Amputation-induced reactive oxygen species (ROS) are required for successful Xenopus tadpole tail regeneration

Understanding the molecular mechanisms that promote successful tissue regeneration is critical for continued advancements in regenerative medicine. Vertebrate amphibian tadpoles of the species Xenopus laevis and Xenopus tropicalis have remarkable abilities to regenerate their tails following amputation (1, 2), via the coordinated activity of numerous growth factor signaling pathways, including the Wnt, Fgf, BMP, notch, and TGFβ pathways (3-6). Little is known, however, about the events that act upstream of these signalling pathways following injury.
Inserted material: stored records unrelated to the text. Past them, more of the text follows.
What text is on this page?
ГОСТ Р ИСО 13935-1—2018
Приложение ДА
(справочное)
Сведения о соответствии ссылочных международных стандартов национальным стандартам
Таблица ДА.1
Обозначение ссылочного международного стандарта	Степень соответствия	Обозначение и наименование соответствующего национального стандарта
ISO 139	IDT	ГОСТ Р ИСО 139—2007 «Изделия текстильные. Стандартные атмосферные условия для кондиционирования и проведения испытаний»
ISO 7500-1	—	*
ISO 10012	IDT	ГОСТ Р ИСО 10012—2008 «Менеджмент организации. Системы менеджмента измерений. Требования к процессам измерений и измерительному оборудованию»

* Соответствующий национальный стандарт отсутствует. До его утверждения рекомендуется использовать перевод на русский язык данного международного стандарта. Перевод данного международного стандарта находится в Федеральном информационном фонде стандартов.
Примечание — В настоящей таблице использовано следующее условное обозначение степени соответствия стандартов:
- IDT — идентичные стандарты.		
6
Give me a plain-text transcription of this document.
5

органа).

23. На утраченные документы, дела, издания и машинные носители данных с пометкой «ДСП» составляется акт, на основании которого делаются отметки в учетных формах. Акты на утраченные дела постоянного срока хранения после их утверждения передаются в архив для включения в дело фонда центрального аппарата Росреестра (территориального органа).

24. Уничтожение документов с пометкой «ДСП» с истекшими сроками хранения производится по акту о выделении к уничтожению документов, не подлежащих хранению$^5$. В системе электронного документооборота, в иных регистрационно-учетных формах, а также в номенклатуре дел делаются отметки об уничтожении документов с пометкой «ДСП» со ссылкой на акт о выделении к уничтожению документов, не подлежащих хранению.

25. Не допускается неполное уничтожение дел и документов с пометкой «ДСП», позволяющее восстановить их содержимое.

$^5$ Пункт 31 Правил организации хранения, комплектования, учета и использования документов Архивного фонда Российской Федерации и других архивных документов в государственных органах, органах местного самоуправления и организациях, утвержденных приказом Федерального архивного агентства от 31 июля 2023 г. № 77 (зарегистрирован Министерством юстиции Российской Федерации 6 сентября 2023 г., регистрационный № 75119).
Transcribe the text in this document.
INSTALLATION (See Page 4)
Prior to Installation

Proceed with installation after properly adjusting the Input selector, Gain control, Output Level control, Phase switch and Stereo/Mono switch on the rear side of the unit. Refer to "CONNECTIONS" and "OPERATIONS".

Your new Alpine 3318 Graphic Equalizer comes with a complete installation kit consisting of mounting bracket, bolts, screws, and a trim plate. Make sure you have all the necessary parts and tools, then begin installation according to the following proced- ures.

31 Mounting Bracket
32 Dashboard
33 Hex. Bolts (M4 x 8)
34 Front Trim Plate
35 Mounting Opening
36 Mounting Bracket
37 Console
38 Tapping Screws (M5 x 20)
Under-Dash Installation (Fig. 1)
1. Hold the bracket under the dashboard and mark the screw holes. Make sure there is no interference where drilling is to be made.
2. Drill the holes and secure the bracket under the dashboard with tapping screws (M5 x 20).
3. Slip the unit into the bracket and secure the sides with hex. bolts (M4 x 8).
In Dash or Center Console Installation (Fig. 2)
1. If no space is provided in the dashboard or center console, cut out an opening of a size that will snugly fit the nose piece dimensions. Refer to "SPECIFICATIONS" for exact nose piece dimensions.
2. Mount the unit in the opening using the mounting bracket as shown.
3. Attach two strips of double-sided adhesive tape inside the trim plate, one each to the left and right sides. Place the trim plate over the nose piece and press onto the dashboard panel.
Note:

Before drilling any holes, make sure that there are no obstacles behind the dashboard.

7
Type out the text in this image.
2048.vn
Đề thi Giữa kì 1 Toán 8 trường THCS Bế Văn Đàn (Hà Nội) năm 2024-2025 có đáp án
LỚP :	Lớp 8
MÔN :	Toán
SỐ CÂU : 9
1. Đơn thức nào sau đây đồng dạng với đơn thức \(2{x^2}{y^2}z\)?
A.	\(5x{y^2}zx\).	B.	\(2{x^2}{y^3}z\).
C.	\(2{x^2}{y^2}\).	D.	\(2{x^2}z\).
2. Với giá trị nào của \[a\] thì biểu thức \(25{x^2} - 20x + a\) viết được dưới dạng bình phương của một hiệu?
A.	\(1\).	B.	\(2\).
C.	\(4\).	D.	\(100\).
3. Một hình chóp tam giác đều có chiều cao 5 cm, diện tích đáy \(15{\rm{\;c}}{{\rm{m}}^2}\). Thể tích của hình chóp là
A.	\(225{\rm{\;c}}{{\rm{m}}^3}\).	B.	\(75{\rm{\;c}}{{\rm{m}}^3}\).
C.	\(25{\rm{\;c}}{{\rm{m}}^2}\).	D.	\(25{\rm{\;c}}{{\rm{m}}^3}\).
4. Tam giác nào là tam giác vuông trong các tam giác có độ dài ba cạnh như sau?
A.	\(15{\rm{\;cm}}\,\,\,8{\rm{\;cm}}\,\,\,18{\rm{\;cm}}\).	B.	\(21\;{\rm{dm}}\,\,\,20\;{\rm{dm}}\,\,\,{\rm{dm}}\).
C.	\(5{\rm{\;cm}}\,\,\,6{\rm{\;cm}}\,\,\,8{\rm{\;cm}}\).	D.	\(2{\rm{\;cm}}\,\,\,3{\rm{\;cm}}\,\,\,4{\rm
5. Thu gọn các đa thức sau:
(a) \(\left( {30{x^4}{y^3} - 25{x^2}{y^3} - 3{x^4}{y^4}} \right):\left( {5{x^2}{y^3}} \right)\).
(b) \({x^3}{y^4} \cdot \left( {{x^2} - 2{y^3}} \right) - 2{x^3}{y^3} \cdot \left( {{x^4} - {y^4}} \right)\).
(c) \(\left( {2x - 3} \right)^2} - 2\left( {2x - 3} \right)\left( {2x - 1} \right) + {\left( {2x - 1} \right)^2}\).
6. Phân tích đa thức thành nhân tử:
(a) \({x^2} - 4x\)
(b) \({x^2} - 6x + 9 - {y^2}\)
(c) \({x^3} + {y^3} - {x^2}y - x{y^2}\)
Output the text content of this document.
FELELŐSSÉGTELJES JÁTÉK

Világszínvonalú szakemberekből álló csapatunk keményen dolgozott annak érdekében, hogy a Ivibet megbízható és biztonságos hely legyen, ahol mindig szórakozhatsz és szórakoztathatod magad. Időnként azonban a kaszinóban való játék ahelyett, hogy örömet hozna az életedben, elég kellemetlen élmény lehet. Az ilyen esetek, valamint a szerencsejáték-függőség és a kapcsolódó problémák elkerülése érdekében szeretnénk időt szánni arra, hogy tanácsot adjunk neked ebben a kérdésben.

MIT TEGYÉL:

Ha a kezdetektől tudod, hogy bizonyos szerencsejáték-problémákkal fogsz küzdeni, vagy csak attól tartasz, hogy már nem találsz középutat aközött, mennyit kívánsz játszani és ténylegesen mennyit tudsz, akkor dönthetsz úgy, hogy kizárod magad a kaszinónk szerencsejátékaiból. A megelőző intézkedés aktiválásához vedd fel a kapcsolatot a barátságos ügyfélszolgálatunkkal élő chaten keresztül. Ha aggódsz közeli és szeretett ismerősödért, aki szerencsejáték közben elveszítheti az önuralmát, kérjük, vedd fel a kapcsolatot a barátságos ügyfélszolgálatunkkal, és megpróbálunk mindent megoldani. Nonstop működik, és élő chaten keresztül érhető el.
Here, we show that Xenopus tadpole tail amputation induces a sustained production of reactive oxygen species (ROS) during tail regeneration. Lowering ROS levels, via pharmacological or genetic approaches, reduces cell proliferation and impairs tail regeneration. Genetic rescue experiments restored both ROS production and the initiation of the regenerative response. Sustained increased ROS levels are required for Wnt/β-catenin signaling and the activation of one of its major downstream targets, fgf20 (7), which, in turn, is essential for proper tail regeneration. These findings demonstrate that injury-induced ROS production is an important regulator of tissue regeneration.